Watch the keynote where the intel switch is announced - they'd basically been making MacOS for intel in parallel for 5-6 iterations before the switch. Considering iOS uses many of the same underlying technologies, but on ARM, I find it inconceivable they haven't been tinkering with MacOS on ARM for at least as long as iOS has existed. All things considered they are probably an order of magnitude better placed to switch to ARM today than they were to switch to intel 15 years ago.
Yup. IIRC, in addition to the OS being developed in parallel on intel, Steve Jobs had this rule that required all major Apple native software to be submitted to a mysterious secretive group within Apple that made sure it was following all the design rules for Mac OS X. What other people there didn't realize though was that they were recompiling the software on Intel to ensure that it the software wasn't being designed into a corner. This had been going on for years.
That's funny, I guess my memory is fuzzy. I remember a big announcement that Apple was switching from PowerPC to Intel, along with a timeline for the first machines to start showing up and lots of reassurances of significant continued support for legacy PPC machines. E.g., Apple didn't just switch by showing up at an event with intel machines - if Apple is indeed porting MacOS to an A-series architecture, they would probably announce it way before any machines are available, give all developers a timeline and a bunch of tools to help them get their apps up and running and we'd get to wait 12 to 18 months for real hardware.
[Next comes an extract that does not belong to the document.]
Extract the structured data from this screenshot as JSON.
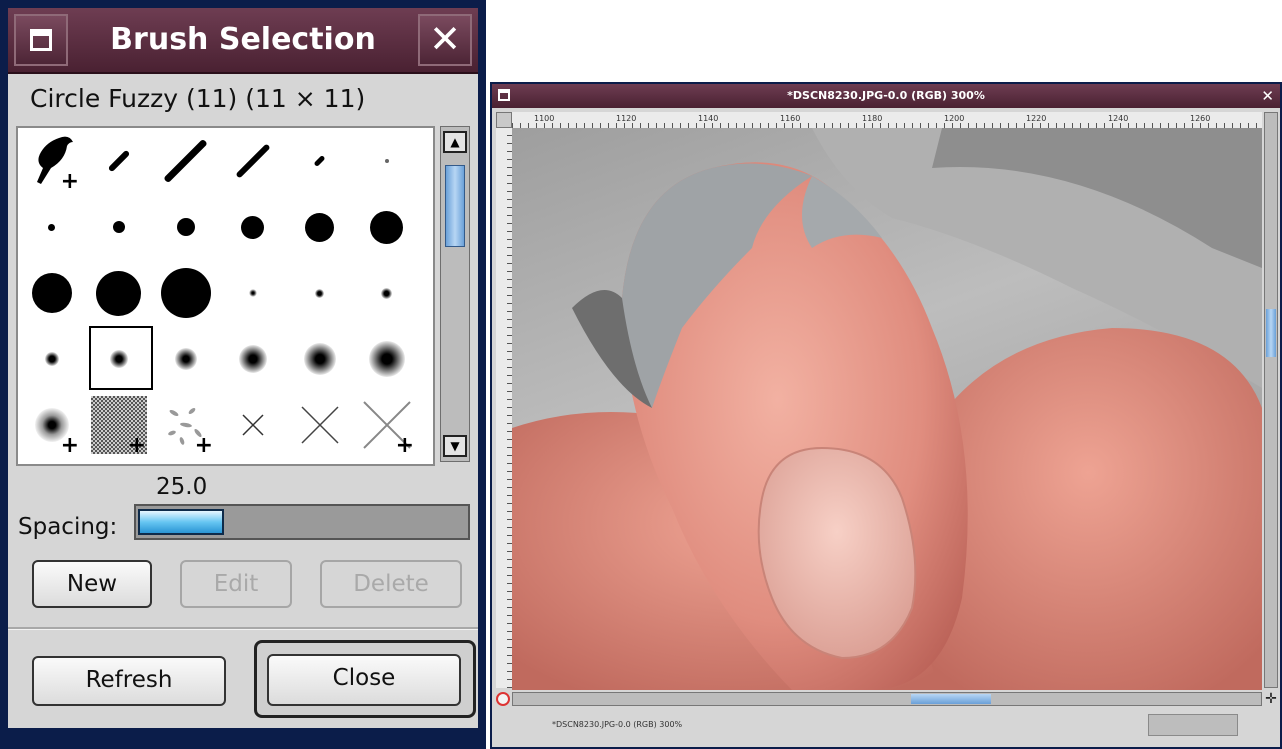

There seems to be speculation that Apple can just show up at the next event with MacOS laptop running on an A12. That doesn't seem possible to me. But I love surprises...
EDIT: Not possible for Apple to show up at an event with A-series laptops ready for sale - of course they could show us a prototype as part of an official announcement of their efforts.
They could show up at an event with A-series laptops ready for sale. They wouldn't necessarily do that, but they could. The key here is they could happily continue selling Intel laptops too. For Apple apps, they would
already be running on ARM. The problem is third party apps.
That's one reason why a possible switch didn't bother me when I bought a new MacBook last year. The most compatible in the near term will be Intel laptops, so if I were buying today, I'd still buy an Intel laptop. The main things I need are macOS, Apple software, MS Office, and some third party software. I suspect they might work with MS ahead of time, but there would still be need for time for Office on mac ARM to mature, so waiting for a few years to upgrade wouldn't bother me.
During the transition period, Apple could go with fat binaries again, that would be compatible with both ARM and Intel platforms.
As for a translation layer like Rosetta? I don't know if I'd want that, but FWIW, it could work for some applications like Office during the transition period, now that we have A chips that can do more than 11000 in Geekbench 4 multi-core. Even with the performance hit, the performance would be acceptable for some students and some business users who are used to MacBook-level performance.